If you are planning a holiday in a country in the European Union (EU) you may be wondering whether your European Health Insurance Card (EHIC) will still be valid after Brexit.
The EHIC currently entitles you to state-provided medical treatment if you fall ill or have an accident in any EU country, or in Switzerland, Norway, Iceland and Liechtenstein, where the scheme also applies.
The UK has issued 27 million EHIC cards .
They cover pre-existing medical conditions and routine maternity care as well as emergency care. Individuals with chronic illnesses, for example those who require daily dialysis, can travel knowing they will receive treatment on the same terms as the citizens of the country they are visiting.
So what will happen after Brexit? It depends on whether the UK leaves with or without a deal.
What would happen if there was no deal?
If the UK leaves with no deal, you cannot necessarily rely on your EHIC being valid.
The UK government issued detailed country by country advice on health care when travelling abroad.
If there is no deal, the advice for those travelling is to buy travel insurance to cover health care “just as you would if visiting a non-EU country”.
The government said it was “seeking agreements with countries on health care arrangements for UK nationals”.
The Spanish and Belgian governments have said UK tourists will be entitled to medical care, as long as the UK agrees to do the same for their citizens. And the Portuguese no-deal law guarantees healthcare to UK tourists who show a valid passport, until the end of 2020.
The UK has also reached an agreement with Switzerland, Iceland, Lichtenstein and Norway, meaning pensioners and posted workers can carry on accessing healthcare as they do now.
UK citizens visiting or living in Ireland will be able to access healthcare on the same basis as they can now, whether there is a deal or not, and vice versa.
What would happen if there was a deal?
The only deal agreed with the EU so far – the Withdrawal Agreement negotiated by Theresa May’s government – set out a transition period (once the UK had left) to allow more time for negotiations on the future UK-EU relationship.
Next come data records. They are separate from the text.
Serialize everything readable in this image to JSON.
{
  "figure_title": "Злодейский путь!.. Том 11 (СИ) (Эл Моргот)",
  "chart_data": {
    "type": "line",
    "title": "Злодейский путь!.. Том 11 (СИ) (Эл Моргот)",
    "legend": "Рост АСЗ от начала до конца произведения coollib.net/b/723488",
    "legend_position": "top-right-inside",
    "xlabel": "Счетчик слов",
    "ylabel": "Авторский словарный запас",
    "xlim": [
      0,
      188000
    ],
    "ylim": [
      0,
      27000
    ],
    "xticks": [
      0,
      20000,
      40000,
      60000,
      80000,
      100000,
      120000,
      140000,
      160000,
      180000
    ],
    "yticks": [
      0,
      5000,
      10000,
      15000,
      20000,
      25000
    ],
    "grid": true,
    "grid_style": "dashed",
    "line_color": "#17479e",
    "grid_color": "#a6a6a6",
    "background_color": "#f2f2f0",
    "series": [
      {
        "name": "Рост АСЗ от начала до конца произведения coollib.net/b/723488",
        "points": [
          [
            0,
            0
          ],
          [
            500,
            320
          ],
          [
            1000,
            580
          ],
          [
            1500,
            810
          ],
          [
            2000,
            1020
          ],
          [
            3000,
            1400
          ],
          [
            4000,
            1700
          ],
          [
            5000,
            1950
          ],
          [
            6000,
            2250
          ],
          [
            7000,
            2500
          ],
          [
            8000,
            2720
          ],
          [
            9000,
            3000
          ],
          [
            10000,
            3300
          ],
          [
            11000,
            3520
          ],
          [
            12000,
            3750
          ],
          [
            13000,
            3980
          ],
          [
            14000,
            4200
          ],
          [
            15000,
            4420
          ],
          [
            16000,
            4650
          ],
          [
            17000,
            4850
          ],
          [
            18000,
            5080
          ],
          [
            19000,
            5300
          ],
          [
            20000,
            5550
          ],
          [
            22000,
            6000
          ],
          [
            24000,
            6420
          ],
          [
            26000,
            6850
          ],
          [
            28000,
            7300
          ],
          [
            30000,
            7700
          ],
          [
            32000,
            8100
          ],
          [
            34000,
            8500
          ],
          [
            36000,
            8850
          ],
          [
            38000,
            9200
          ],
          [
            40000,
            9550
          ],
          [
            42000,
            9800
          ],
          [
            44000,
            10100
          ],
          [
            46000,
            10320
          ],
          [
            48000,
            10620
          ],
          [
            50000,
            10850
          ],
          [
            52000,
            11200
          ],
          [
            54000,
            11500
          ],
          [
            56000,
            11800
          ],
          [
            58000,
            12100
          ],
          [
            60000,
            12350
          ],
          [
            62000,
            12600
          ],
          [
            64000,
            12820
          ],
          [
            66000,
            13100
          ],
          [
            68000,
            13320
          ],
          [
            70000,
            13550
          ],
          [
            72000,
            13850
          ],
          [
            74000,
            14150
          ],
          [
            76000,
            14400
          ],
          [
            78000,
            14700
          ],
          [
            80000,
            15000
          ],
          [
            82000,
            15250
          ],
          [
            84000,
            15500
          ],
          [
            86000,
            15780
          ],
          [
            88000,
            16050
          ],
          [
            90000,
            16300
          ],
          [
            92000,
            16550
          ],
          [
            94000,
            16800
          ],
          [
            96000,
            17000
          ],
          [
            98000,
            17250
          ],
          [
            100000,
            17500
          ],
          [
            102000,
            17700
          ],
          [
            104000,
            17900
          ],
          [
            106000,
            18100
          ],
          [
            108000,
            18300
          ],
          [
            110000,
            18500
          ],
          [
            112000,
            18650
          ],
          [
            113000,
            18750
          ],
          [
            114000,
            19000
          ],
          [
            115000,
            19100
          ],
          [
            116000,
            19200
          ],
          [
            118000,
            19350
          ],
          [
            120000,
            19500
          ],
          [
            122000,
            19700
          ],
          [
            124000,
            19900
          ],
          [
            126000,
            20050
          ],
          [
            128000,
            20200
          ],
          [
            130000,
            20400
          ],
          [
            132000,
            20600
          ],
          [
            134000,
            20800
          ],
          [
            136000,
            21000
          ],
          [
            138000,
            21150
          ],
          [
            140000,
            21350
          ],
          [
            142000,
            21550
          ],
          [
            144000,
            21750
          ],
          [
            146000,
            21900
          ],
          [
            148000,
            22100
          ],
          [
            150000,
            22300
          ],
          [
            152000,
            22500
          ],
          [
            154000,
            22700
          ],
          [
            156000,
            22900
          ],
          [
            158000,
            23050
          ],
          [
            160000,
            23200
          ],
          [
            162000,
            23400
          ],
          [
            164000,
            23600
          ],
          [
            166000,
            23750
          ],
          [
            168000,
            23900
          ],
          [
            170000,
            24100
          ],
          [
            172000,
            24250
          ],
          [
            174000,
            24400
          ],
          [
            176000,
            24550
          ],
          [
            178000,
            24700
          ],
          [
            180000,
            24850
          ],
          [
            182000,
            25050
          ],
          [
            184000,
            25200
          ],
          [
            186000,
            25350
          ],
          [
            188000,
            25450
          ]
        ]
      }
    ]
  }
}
This period was due to last until 31 December 2020 and during this time all EU law would continue to apply in the UK. That would mean people would have the same rights and guarantees as before – including the use of EHIC cards.
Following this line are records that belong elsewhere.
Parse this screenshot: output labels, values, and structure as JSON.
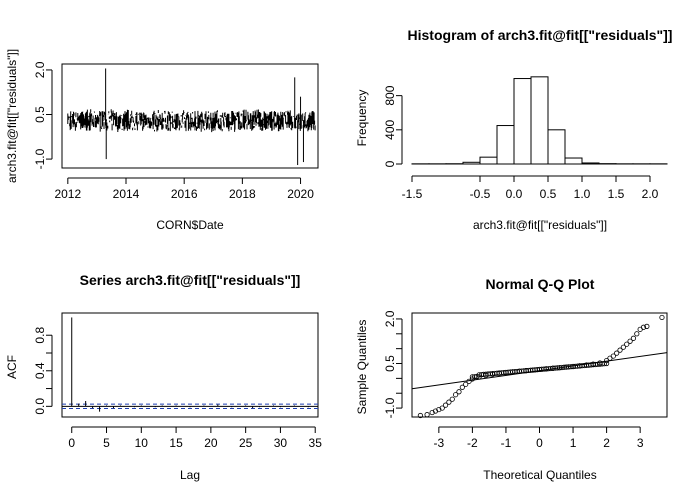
{
  "chart_data": [
    {
      "type": "line",
      "title": "",
      "xlabel": "CORN$Date",
      "ylabel": "arch3.fit@fit[[\"residuals\"]]",
      "x_tick_labels": [
        "2012",
        "2014",
        "2016",
        "2018",
        "2020"
      ],
      "y_tick_labels": [
        "-1.0",
        "0.5",
        "2.0"
      ],
      "xlim": [
        2011.8,
        2020.6
      ],
      "ylim": [
        -1.3,
        2.2
      ],
      "series": [
        {
          "values_summary": "daily residual series from 2012 to mid-2020, centered near 0.3 with typical band about 0.0 to 0.6",
          "x": [
            2012.0,
            2013.3,
            2013.32,
            2013.5,
            2014.5,
            2016.5,
            2018.5,
            2019.8,
            2019.9,
            2020.0,
            2020.1,
            2020.3,
            2020.5
          ],
          "y": [
            0.3,
            2.05,
            -1.0,
            0.3,
            0.3,
            0.3,
            0.3,
            1.75,
            -1.2,
            1.1,
            -1.1,
            0.2,
            0.3
          ]
        }
      ]
    },
    {
      "type": "bar",
      "title": "Histogram of arch3.fit@fit[[\"residuals\"]]",
      "xlabel": "arch3.fit@fit[[\"residuals\"]]",
      "ylabel": "Frequency",
      "x_tick_labels": [
        "-1.5",
        "-0.5",
        "0.0",
        "0.5",
        "1.0",
        "1.5",
        "2.0"
      ],
      "y_tick_labels": [
        "0",
        "400",
        "800"
      ],
      "xlim": [
        -1.5,
        2.25
      ],
      "ylim": [
        0,
        1100
      ],
      "bin_edges": [
        -1.5,
        -1.25,
        -1.0,
        -0.75,
        -0.5,
        -0.25,
        0.0,
        0.25,
        0.5,
        0.75,
        1.0,
        1.25,
        1.5,
        1.75,
        2.0,
        2.25
      ],
      "values": [
        2,
        2,
        3,
        20,
        80,
        450,
        1000,
        1020,
        400,
        70,
        12,
        4,
        2,
        2,
        2
      ]
    },
    {
      "type": "bar",
      "title": "Series  arch3.fit@fit[[\"residuals\"]]",
      "xlabel": "Lag",
      "ylabel": "ACF",
      "x_tick_labels": [
        "0",
        "5",
        "10",
        "15",
        "20",
        "25",
        "30",
        "35"
      ],
      "y_tick_labels": [
        "0.0",
        "0.4",
        "0.8"
      ],
      "xlim": [
        -1.4,
        35.4
      ],
      "ylim": [
        -0.12,
        1.05
      ],
      "confidence_bound": 0.025,
      "lags": [
        0,
        1,
        2,
        3,
        4,
        5,
        6,
        7,
        8,
        9,
        10,
        11,
        12,
        13,
        14,
        15,
        16,
        17,
        18,
        19,
        20,
        21,
        22,
        23,
        24,
        25,
        26,
        27,
        28,
        29,
        30,
        31,
        32,
        33,
        34,
        35
      ],
      "values": [
        1.0,
        0.03,
        0.06,
        -0.02,
        -0.06,
        0.01,
        -0.02,
        0.01,
        0.0,
        -0.01,
        0.01,
        0.0,
        -0.01,
        0.01,
        0.0,
        0.01,
        0.0,
        -0.01,
        0.0,
        0.01,
        0.0,
        0.02,
        0.0,
        -0.01,
        0.0,
        0.01,
        -0.02,
        -0.01,
        0.0,
        0.01,
        -0.01,
        0.0,
        0.01,
        0.0,
        -0.01,
        0.0
      ]
    },
    {
      "type": "scatter",
      "title": "Normal Q-Q Plot",
      "xlabel": "Theoretical Quantiles",
      "ylabel": "Sample Quantiles",
      "x_tick_labels": [
        "-3",
        "-2",
        "-1",
        "0",
        "1",
        "2",
        "3"
      ],
      "y_tick_labels": [
        "-1.0",
        "0.5",
        "2.0"
      ],
      "xlim": [
        -3.8,
        3.8
      ],
      "ylim": [
        -1.3,
        2.2
      ],
      "reference_line": {
        "intercept": 0.26,
        "slope": 0.16
      },
      "points": [
        [
          -3.55,
          -1.25
        ],
        [
          -3.35,
          -1.22
        ],
        [
          -3.2,
          -1.15
        ],
        [
          -3.1,
          -1.1
        ],
        [
          -3.0,
          -1.05
        ],
        [
          -2.9,
          -1.0
        ],
        [
          -2.8,
          -0.9
        ],
        [
          -2.7,
          -0.8
        ],
        [
          -2.6,
          -0.7
        ],
        [
          -2.5,
          -0.55
        ],
        [
          -2.4,
          -0.45
        ],
        [
          -2.3,
          -0.3
        ],
        [
          -2.2,
          -0.2
        ],
        [
          -2.1,
          -0.1
        ],
        [
          -2.0,
          -0.02
        ],
        [
          -1.8,
          0.05
        ],
        [
          -1.6,
          0.1
        ],
        [
          -1.4,
          0.14
        ],
        [
          -1.2,
          0.17
        ],
        [
          -1.0,
          0.2
        ],
        [
          -0.8,
          0.22
        ],
        [
          -0.6,
          0.24
        ],
        [
          -0.4,
          0.26
        ],
        [
          -0.2,
          0.28
        ],
        [
          0.0,
          0.3
        ],
        [
          0.2,
          0.32
        ],
        [
          0.4,
          0.34
        ],
        [
          0.6,
          0.36
        ],
        [
          0.8,
          0.38
        ],
        [
          1.0,
          0.4
        ],
        [
          1.2,
          0.42
        ],
        [
          1.4,
          0.45
        ],
        [
          1.6,
          0.48
        ],
        [
          1.8,
          0.52
        ],
        [
          2.0,
          0.6
        ],
        [
          2.1,
          0.68
        ],
        [
          2.2,
          0.75
        ],
        [
          2.3,
          0.85
        ],
        [
          2.4,
          0.95
        ],
        [
          2.5,
          1.05
        ],
        [
          2.6,
          1.15
        ],
        [
          2.7,
          1.25
        ],
        [
          2.8,
          1.35
        ],
        [
          2.9,
          1.5
        ],
        [
          3.0,
          1.65
        ],
        [
          3.1,
          1.72
        ],
        [
          3.2,
          1.75
        ],
        [
          3.65,
          2.05
        ]
      ]
    }
  ]
}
But the deal was rejected by the UK Parliament three times, Mrs May resigned and her successor Boris Johnson says he wants a new deal with the EU.
What would happen in the longer term?
What happens to the EHIC in the future will be decided as part of the negotiations on the future EU-UK relationship.
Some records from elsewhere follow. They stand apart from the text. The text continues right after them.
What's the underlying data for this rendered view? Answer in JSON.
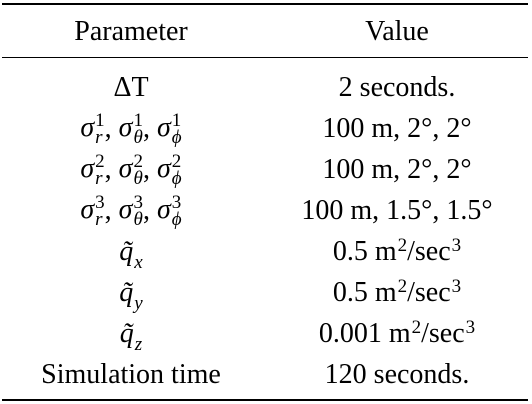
{
  "table": {
    "header": [
      "Parameter",
      "Value"
    ],
    "rows": [
      [
        [
          "ΔT"
        ],
        [
          "2 seconds."
        ]
      ],
      [
        [
          {
            "base": "σ",
            "sub": "r",
            "sup": "1"
          },
          ", ",
          {
            "base": "σ",
            "sub": "θ",
            "sup": "1"
          },
          ", ",
          {
            "base": "σ",
            "sub": "ϕ",
            "sup": "1"
          }
        ],
        [
          "100 m, 2°, 2°"
        ]
      ],
      [
        [
          {
            "base": "σ",
            "sub": "r",
            "sup": "2"
          },
          ", ",
          {
            "base": "σ",
            "sub": "θ",
            "sup": "2"
          },
          ", ",
          {
            "base": "σ",
            "sub": "ϕ",
            "sup": "2"
          }
        ],
        [
          "100 m, 2°, 2°"
        ]
      ],
      [
        [
          {
            "base": "σ",
            "sub": "r",
            "sup": "3"
          },
          ", ",
          {
            "base": "σ",
            "sub": "θ",
            "sup": "3"
          },
          ", ",
          {
            "base": "σ",
            "sub": "ϕ",
            "sup": "3"
          }
        ],
        [
          "100 m, 1.5°, 1.5°"
        ]
      ],
      [
        [
          {
            "base": "q̃",
            "sub": "x"
          }
        ],
        [
          {
            "base": "0.5 m",
            "sup": "2"
          },
          {
            "base": "/sec",
            "sup": "3"
          }
        ]
      ],
      [
        [
          {
            "base": "q̃",
            "sub": "y"
          }
        ],
        [
          {
            "base": "0.5 m",
            "sup": "2"
          },
          {
            "base": "/sec",
            "sup": "3"
          }
        ]
      ],
      [
        [
          {
            "base": "q̃",
            "sub": "z"
          }
        ],
        [
          {
            "base": "0.001 m",
            "sup": "2"
          },
          {
            "base": "/sec",
            "sup": "3"
          }
        ]
      ],
      [
        [
          "Simulation time"
        ],
        [
          "120 seconds."
        ]
      ]
    ]
  }
}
In the Brexit White Paper published on 12 July 2018, the UK government said it wanted “UK and EU nationals to continue to be able to use the EHIC to receive health care should they need it while on holiday”.
Even if the UK leaves with no deal, the government would still have to negotiate with the EU if it wants to make sure the EHIC could be used by UK citizens in the future.
Healthcare deals with non-EU countries
The UK has reciprocal health insurance deals with a few non-EU countries, including Australia and New Zealand, under which visitors can receive urgent treatment at a reduced cost or for free. In other words, visitors are treated as if they are resident in the country in question, but unlike EHIC, the agreements do not cover pre-existing conditions.
These reciprocal deals will be unaffected by Brexit or future UK-EU negotiations.